PHOTO: Sarah Wood, CEO of realestate.co.nz. SUPPLIED
New Zealand Property Report: June 2024
Eighteen Months of Price Stability: Will New Regulations Disrupt the Trend?
The New Zealand property market has experienced remarkable stability in the past 18 months, but new regulatory changes might stir things up. These regulations, effective from July 1, 2024, include adjustments to debt-to-income ratios (DTIs), loan-to-value ratios (LVRs), interest deductibility, and the bright-line period.
Current Market Overview
Real-time data from realestate.co.nz shows that average asking prices remained stable through June 2024, marking a year and a half without significant change. The total housing stock increased by 28.6% year-on-year in June and, although down 2.6% from May, has stayed above 30,000 for five consecutive months. New listings also rose by 25.5% year-on-year, returning to normal after the low levels of 2023.

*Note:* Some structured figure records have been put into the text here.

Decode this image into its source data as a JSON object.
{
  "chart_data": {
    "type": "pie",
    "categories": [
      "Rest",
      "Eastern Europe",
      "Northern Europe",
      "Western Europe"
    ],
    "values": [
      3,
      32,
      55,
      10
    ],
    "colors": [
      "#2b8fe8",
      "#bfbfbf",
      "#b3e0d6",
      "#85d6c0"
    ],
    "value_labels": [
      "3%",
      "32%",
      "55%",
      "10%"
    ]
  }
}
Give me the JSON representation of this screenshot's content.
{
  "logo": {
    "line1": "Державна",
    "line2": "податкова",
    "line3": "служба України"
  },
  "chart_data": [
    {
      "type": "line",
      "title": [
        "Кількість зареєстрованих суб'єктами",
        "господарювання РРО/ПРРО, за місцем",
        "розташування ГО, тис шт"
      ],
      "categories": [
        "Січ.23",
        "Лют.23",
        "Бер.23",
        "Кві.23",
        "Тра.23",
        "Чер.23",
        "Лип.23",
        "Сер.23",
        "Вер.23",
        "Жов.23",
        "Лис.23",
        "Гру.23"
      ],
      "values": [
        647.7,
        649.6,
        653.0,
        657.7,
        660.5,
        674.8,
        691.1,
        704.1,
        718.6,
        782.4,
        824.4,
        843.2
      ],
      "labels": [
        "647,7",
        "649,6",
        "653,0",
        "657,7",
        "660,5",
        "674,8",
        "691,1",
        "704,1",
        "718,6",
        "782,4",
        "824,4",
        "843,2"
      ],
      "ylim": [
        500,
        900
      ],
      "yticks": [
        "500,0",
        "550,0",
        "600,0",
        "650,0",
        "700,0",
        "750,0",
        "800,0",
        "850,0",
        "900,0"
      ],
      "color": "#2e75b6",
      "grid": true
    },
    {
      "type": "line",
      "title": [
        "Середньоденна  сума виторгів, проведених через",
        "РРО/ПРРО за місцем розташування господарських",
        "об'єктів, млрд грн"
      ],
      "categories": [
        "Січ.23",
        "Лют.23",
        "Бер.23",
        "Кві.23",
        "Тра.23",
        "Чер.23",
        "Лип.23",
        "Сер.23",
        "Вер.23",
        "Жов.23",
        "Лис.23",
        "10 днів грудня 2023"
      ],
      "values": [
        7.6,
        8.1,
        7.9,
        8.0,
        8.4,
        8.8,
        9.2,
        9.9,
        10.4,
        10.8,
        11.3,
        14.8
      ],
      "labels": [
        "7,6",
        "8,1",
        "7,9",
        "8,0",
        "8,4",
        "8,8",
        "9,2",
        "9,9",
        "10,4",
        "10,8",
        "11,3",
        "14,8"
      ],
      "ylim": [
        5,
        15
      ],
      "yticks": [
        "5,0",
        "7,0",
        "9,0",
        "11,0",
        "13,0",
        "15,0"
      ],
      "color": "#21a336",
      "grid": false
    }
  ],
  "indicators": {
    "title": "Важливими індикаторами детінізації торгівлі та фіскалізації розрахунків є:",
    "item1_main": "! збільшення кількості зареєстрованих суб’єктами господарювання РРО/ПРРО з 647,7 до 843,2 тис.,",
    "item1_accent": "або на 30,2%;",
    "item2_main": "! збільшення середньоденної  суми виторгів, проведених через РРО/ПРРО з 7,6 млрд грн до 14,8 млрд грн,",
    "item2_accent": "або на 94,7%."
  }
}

Sarah Wood, CEO of realestate.co.nz, emphasizes the significance of this period of price stability but notes potential market changes due to the new regulations:
“Anecdotally, real estate agents have reported a backlog of properties waiting to be listed until the new bright-line rules took effect on 1 July. More landlords struggle to sustain their rental properties with high interest rates,”
Wood adds that these regulations, combined with current market conditions, make it essential for buyers and sellers to research their local markets:
“Stable prices could benefit those looking to buy an investment property. However, with a large supply of rental properties currently available, new investment buyers will need to really understand rental demand in their area.”
She advises sellers affected by the bright-line test to price their properties realistically:
“Those choosing to sell following the shortening of the bright-line test also need to price realistically. Some may struggle to get their desired price, especially if they bought at the peak of the market and potentially face selling for less than they purchased.”
Regional Price Dynamics
Southland recorded the largest increase in average asking prices, rising 12.1% year-on-year. After three months as the most affordable region, Southland was overtaken by the West Coast in June, where average asking prices dropped 13.6% month-on-month to $476,892. Wellington’s average asking prices rebounded to $818,352, up 10.9% from May. Nationally, prices remained stable across several regions, including Bay of Plenty, Manawatu/Whanganui, Waikato, and Wairarapa, with changes of less than 1.0% from May to June.
Wood highlights this consistency:
“Prices have fluctuated between $860,000 and $890,000 since November 2022. That’s a year and a half of buyers and sellers facing some level of certainty around prices, which is a silver lining in an uncertain economic environment.”
She advises sellers to market their properties well, work with experienced real estate agents, and understand local price expectations:
“Understanding your local market will be more important than ever now that DTI ratios will cap how much a buyer can spend at six times their income.”
Renters Enjoy Choices, Prices Yet to Reflect
The rental market has seen a surge in new listings, with a 26.9% year-on-year increase in June. Despite a 10.4% decrease from May, this marks the second consecutive month of high new rental listings. Financial pressures on investors could be driving the trend, leading some to convert short-term rentals into long-term options.
Wood notes the potential impact on average rental prices:
“Some landlords may have planned to sell with the new bright-line rules in July but have reconsidered after evaluating average asking prices, opting instead to place their properties back on the rental market.”
The national average weekly rental price rose 5.9% year-on-year to $653, but remained largely unchanged from May’s all-time high of $660. Waikato reached an all-time high of $572, setting records for three of the last four months. Wood suggests that despite increased listings, the rise has not yet impacted average rental prices:
“Landlords report a challenging environment. Even after lowering prices, some have found interest from potential tenants remains low, indicating a softening rental market.”
Navigating Market Changes
Wood predicts that both buyers and sellers might hesitate amid the new regulations and economic uncertainties:
“Typically, Kiwis don’t like to transact during uncertain times. Right now, there’s a lot of economic uncertainty, acronyms to decode, and property market regulations to process.”
She views the current market’s slower pace as an opportunity for more thorough due diligence and expert consultation:
“The slower pace of the current market allows buyers and sellers more time to conduct due diligence and seek expert advice.”
For June, the most common sales method was ‘display price,’ which simplifies the negotiation process.
The market’s stability over the past 18 months might face challenges due to the new regulations, but for now, informed decision-making and expert advice remain crucial for navigating the evolving landscape.